Выбрать главу

Либеральное литературное пространство — это пространство без веры. С первых перестроечных лет, месяцев и дней велась активная битва против народа-совка, народа-урода, народа-тупицы. И она продолжается.

Действительно, «до чего народ ленивый… Прищепок не заведут…

— Английскую булавку! — с укором подбежал Лев Львович. — Я всегда говорил: английскую булавку! Прекрасное, цивилизованное изобретение». Это цитата из «Кыси» Т. Толстой (беседа диссидента и «бывшего»), до степени «изящности литературного изделия» которой мне нет никакого дела просто потому, что о народе-придурке и стране дебилов мне читать скучно.

Либеральное литературное пространство — безыдеально. Ни народная жизнь, которая вопреки всем ненавидящим ее есть, ни вера, давно уже иронически выброшенная в корзину как «бывшая святыня», ни величие русской классики, с неистощимым цинизмом «опускаемой» до незначительной величины, никогда не питали в это десятилетие либеральную литературу. Либерал живет в «своем кругу», имеющем выход в сторону не православного Востока, но атеистического и интеллектуально-изощренного (до истощения, распыла в частностях) Запада. Книга А.Немзера о прозе 90-х — отменная иллюстрация эстетического кастрата, где все произведения и их авторы подвергнуты одной и той же неприятной процедуре с применением западного операционного инструментария.

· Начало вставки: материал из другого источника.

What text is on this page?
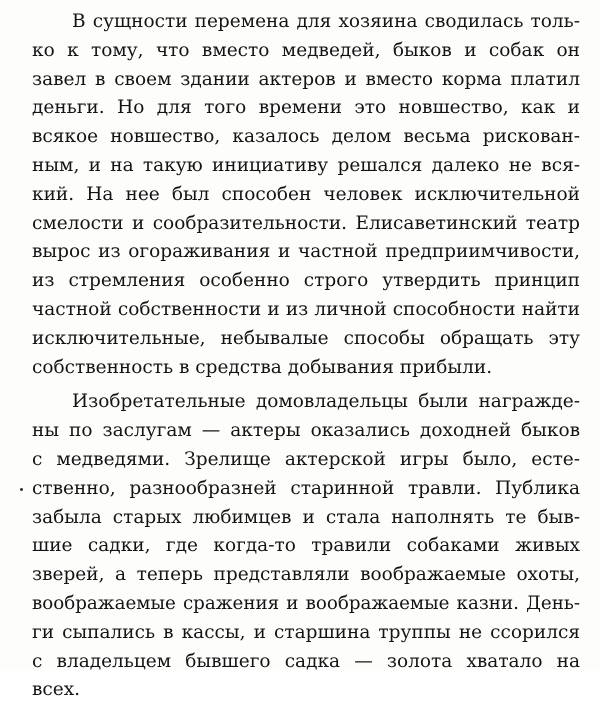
В сущности перемена для хозяина сводилась толь-
ко к тому, что вместо медведей, быков и собак он
завел в своем здании актеров и вместо корма платил
деньги. Но для того времени это новшество, как и
всякое новшество, казалось делом весьма рискован-
ным, и на такую инициативу решался далеко не вся-
кий. На нее был способен человек исключительной
смелости и сообразительности. Елисаветинский театр
вырос из огораживания и частной предприимчивости,
из стремления особенно строго утвердить принцип
частной собственности и из личной способности найти
исключительные, небывалые способы обращать эту
собственность в средства добывания прибыли.
Изобретательные домовладельцы были награжде-
ны по заслугам — актеры оказались доходней быков
с медведями. Зрелище актерской игры было, есте-
ственно, разнообразней старинной травли. Публика
забыла старых любимцев и стала наполнять те быв-
шие садки, где когда-то травили собаками живых
зверей, а теперь представляли воображаемые охоты,
воображаемые сражения и воображаемые казни. День-
ги сыпались в кассы, и старшина труппы не ссорился
с владельцем бывшего садка — золота хватало на
всех.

Все эти десять лет либеральная литература, приняв гигиенический (с «английской булавкой») «европейский» вид, убивала любовь. Убивала любовь к своей стране («они, совки, нам угрожают» — многолетний пафос этой литературы), описывая ее как тоталитарного монстра. Так стоило ли что-то делать для «этой страны», объявленной «историческим недоразумением»? Впрочем, свободолюбцам-критикам жить было легко, так как они давно «отдали свое сердце» культурному Западу, продвинутому Соросу и американскому университету.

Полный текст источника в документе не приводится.